Icebreakers

by Fiona Clarke '23 on September 26, 2022
Portfolio Staff


Creative Non-Fiction


ice cube
photo creds: pixabay

“We played icebreakers—yes, hell had frozen over.”

What my sister once brilliantly said in eight words, I am about to say much more clumsily in five hundred. I’ve been around the PC block a few times, three to be exact, and I consider myself an icebreaker survivor. I’ve been on countless “speed dates,” all of which were chaperoned by student leaders sweating buckets over the shoulders of people who didn’t seem to be hitting it off, and none of which were followed by second dates (so sad). I’ve identified myself as every kind of kitchen utensil known to Gordon Ramsay. I’ve invented so many handshakes that as the sign of peace approaches during Mass, I am simply beside myself, terrified that the touch of a hand innocently outstretched in Christian charity will set me off, that while I squeeze with my right, I might slap with my left.

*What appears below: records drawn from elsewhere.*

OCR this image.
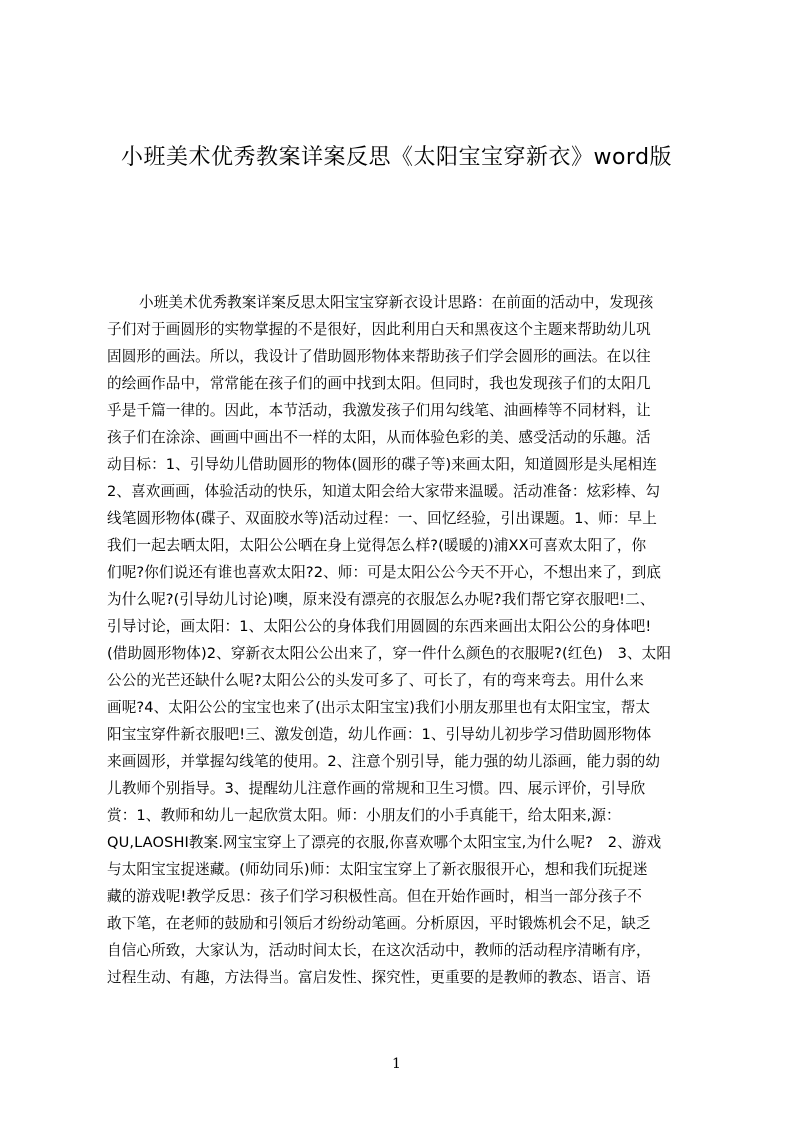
小班美术优秀教案详案反思《太阳宝宝穿新衣》word版
小班美术优秀教案详案反思太阳宝宝穿新衣设计思路：在前面的活动中，发现孩
子们对于画圆形的实物掌握的不是很好，因此利用白天和黑夜这个主题来帮助幼儿巩
固圆形的画法。所以，我设计了借助圆形物体来帮助孩子们学会圆形的画法。在以往
的绘画作品中，常常能在孩子们的画中找到太阳。但同时，我也发现孩子们的太阳几
乎是千篇一律的。因此，本节活动，我激发孩子们用勾线笔、油画棒等不同材料，让
孩子们在涂涂、画画中画出不一样的太阳，从而体验色彩的美、感受活动的乐趣。活
动目标：1、引导幼儿借助圆形的物体(圆形的碟子等)来画太阳，知道圆形是头尾相连
2、喜欢画画，体验活动的快乐，知道太阳会给大家带来温暖。活动准备：炫彩棒、勾
线笔圆形物体(碟子、双面胶水等)活动过程：一、回忆经验，引出课题。1、师：早上
我们一起去晒太阳，太阳公公晒在身上觉得怎么样?(暖暖的)浦XX可喜欢太阳了，你
们呢?你们说还有谁也喜欢太阳?2、师：可是太阳公公今天不开心，不想出来了，到底
为什么呢?(引导幼儿讨论)噢，原来没有漂亮的衣服怎么办呢?我们帮它穿衣服吧!二、
引导讨论，画太阳：1、太阳公公的身体我们用圆圆的东西来画出太阳公公的身体吧!
(借助圆形物体)2、穿新衣太阳公公出来了，穿一件什么颜色的衣服呢?(红色)　3、太阳
公公的光芒还缺什么呢?太阳公公的头发可多了、可长了，有的弯来弯去。用什么来
画呢?4、太阳公公的宝宝也来了(出示太阳宝宝)我们小朋友那里也有太阳宝宝，帮太
阳宝宝穿件新衣服吧!三、激发创造，幼儿作画：1、引导幼儿初步学习借助圆形物体
来画圆形，并掌握勾线笔的使用。2、注意个别引导，能力强的幼儿添画，能力弱的幼
儿教师个别指导。3、提醒幼儿注意作画的常规和卫生习惯。四、展示评价，引导欣
赏：1、教师和幼儿一起欣赏太阳。师：小朋友们的小手真能干，给太阳来,源：
QU,LAOSHI教案.网宝宝穿上了漂亮的衣服,你喜欢哪个太阳宝宝,为什么呢?　2、游戏
与太阳宝宝捉迷藏。(师幼同乐)师：太阳宝宝穿上了新衣服很开心，想和我们玩捉迷
藏的游戏呢!教学反思：孩子们学习积极性高。但在开始作画时，相当一部分孩子不
敢下笔，在老师的鼓励和引领后才纷纷动笔画。分析原因，平时锻炼机会不足，缺乏
自信心所致，大家认为，活动时间太长，在这次活动中，教师的活动程序清晰有序，
过程生动、有趣，方法得当。富启发性、探究性，更重要的是教师的教态、语言、语
1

I’ve also had more than enough opportunities to observe that every time an icebreaker shows its ugly face, an almost identical pattern of behavior immediately unfolds. “Icebreakers are the worst!”—the cry goes up from the very agents of angst. “But they’re necessary!”—those same voices argue back, and then cheerfully begin to poke and prod the unfortunate participants into their pairs and lines and circles. It’s cool to hate icebreakers. So cool, in fact, that those who mandate and implement them also hate them, or at least pretend to. It’s cool to hate icebreakers, and yet, especially in college, or at least at Providence College, you’re lucky to go a week without getting tied into a human knot. But the fact that there even exists, outside of horror movies, something called “the human knot” should send a horde of little chills scurrying up, down, and all around the spine of anyone who has two grains of common sense to knock together. I’m not sure exactly what it means for our social clime that our best attempt to connect with other people looks like interlocking the clammy crooks of our elbows into other clammy crooks and making one writhing, giggling bundle of joints, like a living Hieronymous Bosch painting. I do know it means nothing good.

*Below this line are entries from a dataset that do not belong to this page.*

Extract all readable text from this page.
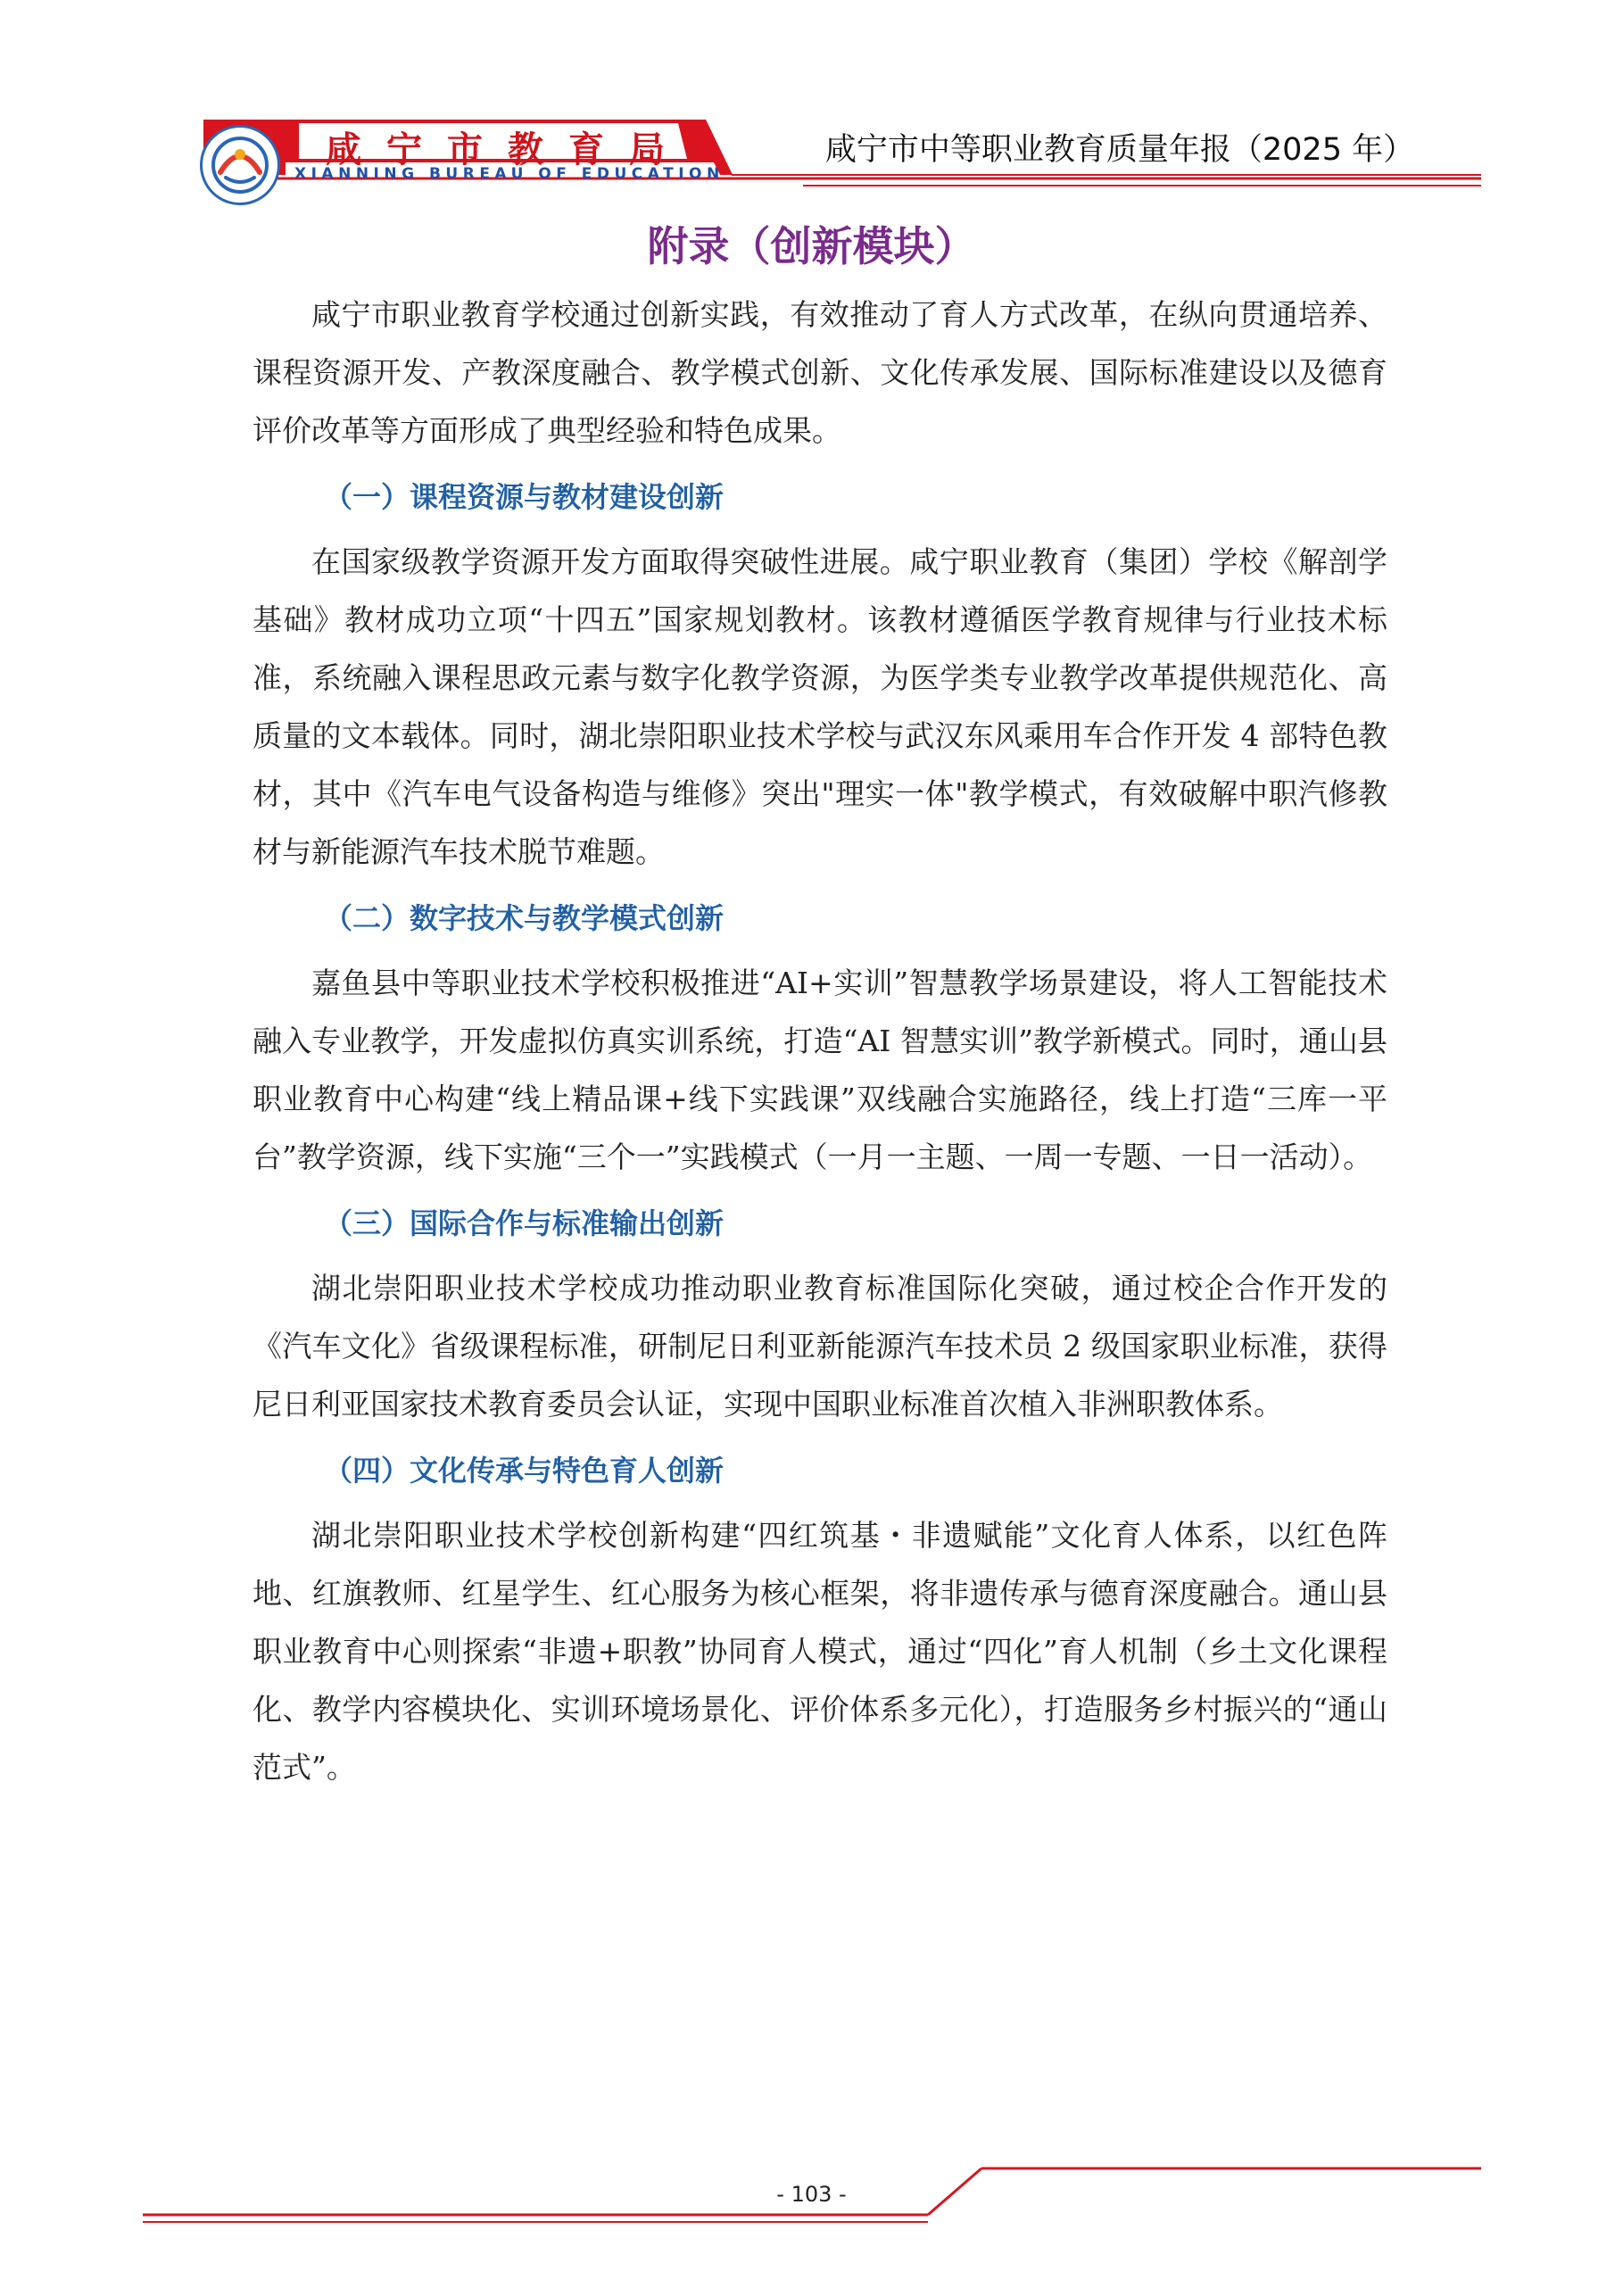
咸宁市教育局
XIANNING BUREAU OF EDUCATION
咸宁市中等职业教育质量年报（2025 年）
附录（创新模块）

咸宁市职业教育学校通过创新实践，有效推动了育人方式改革，在纵向贯通培养、课程资源开发、产教深度融合、教学模式创新、文化传承发展、国际标准建设以及德育评价改革等方面形成了典型经验和特色成果。

（一）课程资源与教材建设创新

在国家级教学资源开发方面取得突破性进展。咸宁职业教育（集团）学校《解剖学基础》教材成功立项“十四五”国家规划教材。该教材遵循医学教育规律与行业技术标准，系统融入课程思政元素与数字化教学资源，为医学类专业教学改革提供规范化、高质量的文本载体。同时，湖北崇阳职业技术学校与武汉东风乘用车合作开发 4 部特色教材，其中《汽车电气设备构造与维修》突出"理实一体"教学模式，有效破解中职汽修教材与新能源汽车技术脱节难题。

（二）数字技术与教学模式创新

嘉鱼县中等职业技术学校积极推进“AI+实训”智慧教学场景建设，将人工智能技术融入专业教学，开发虚拟仿真实训系统，打造“AI 智慧实训”教学新模式。同时，通山县职业教育中心构建“线上精品课+线下实践课”双线融合实施路径，线上打造“三库一平台”教学资源，线下实施“三个一”实践模式（一月一主题、一周一专题、一日一活动）。

（三）国际合作与标准输出创新

湖北崇阳职业技术学校成功推动职业教育标准国际化突破，通过校企合作开发的《汽车文化》省级课程标准，研制尼日利亚新能源汽车技术员 2 级国家职业标准，获得尼日利亚国家技术教育委员会认证，实现中国职业标准首次植入非洲职教体系。

（四）文化传承与特色育人创新

湖北崇阳职业技术学校创新构建“四红筑基・非遗赋能”文化育人体系，以红色阵地、红旗教师、红星学生、红心服务为核心框架，将非遗传承与德育深度融合。通山县职业教育中心则探索“非遗+职教”协同育人模式，通过“四化”育人机制（乡土文化课程化、教学内容模块化、实训环境场景化、评价体系多元化），打造服务乡村振兴的“通山范式”。

- 103 -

There is, as always, a possibility that I’m violently overreacting. “It’s just a game!” the cry goes up. “Relax! Have fun! Don’t take it so seriously!” But I am more than willing to die a bloody death on this hill. This fall I led a pre-orientation program for the Class of 2026 and witnessed a new generation of young adults getting the ice hacked off of them with the same rusty hatchets that were used on me at the beginning of my freshman year. Han Solo frozen in carbonite is about as cold and miserable as I am during icebreakers, but it’s almost worse to watch other people in the same situation. There has to be a way to get people talking and enjoying each other’s company without making them stand in a circle and yell ZIP ZOOP ZEEP at each other—and it’s not that I enjoy knowing no one to talk to, having nothing to do, nowhere to stand, nowhere to run to, baby, nowhere to hide. But my problem remains: it’s a mystery to me why, as eighteen-, nineteen-, twenty-, twenty-one-, and twenty-two-year-olds we are still engaging in activities with names like “Move Your Butt.” And, worse and worse, it doesn’t seem like it gets better after college. To jog my own memory (read: fish out whatever ghastly icebreaker experiences I have banished to the murky depths of my mind), I did a quick google search of the word “icebreakers” and found that the second result is “50 Icebreaker Games for the Workplace in 2022.” God help us, everyone.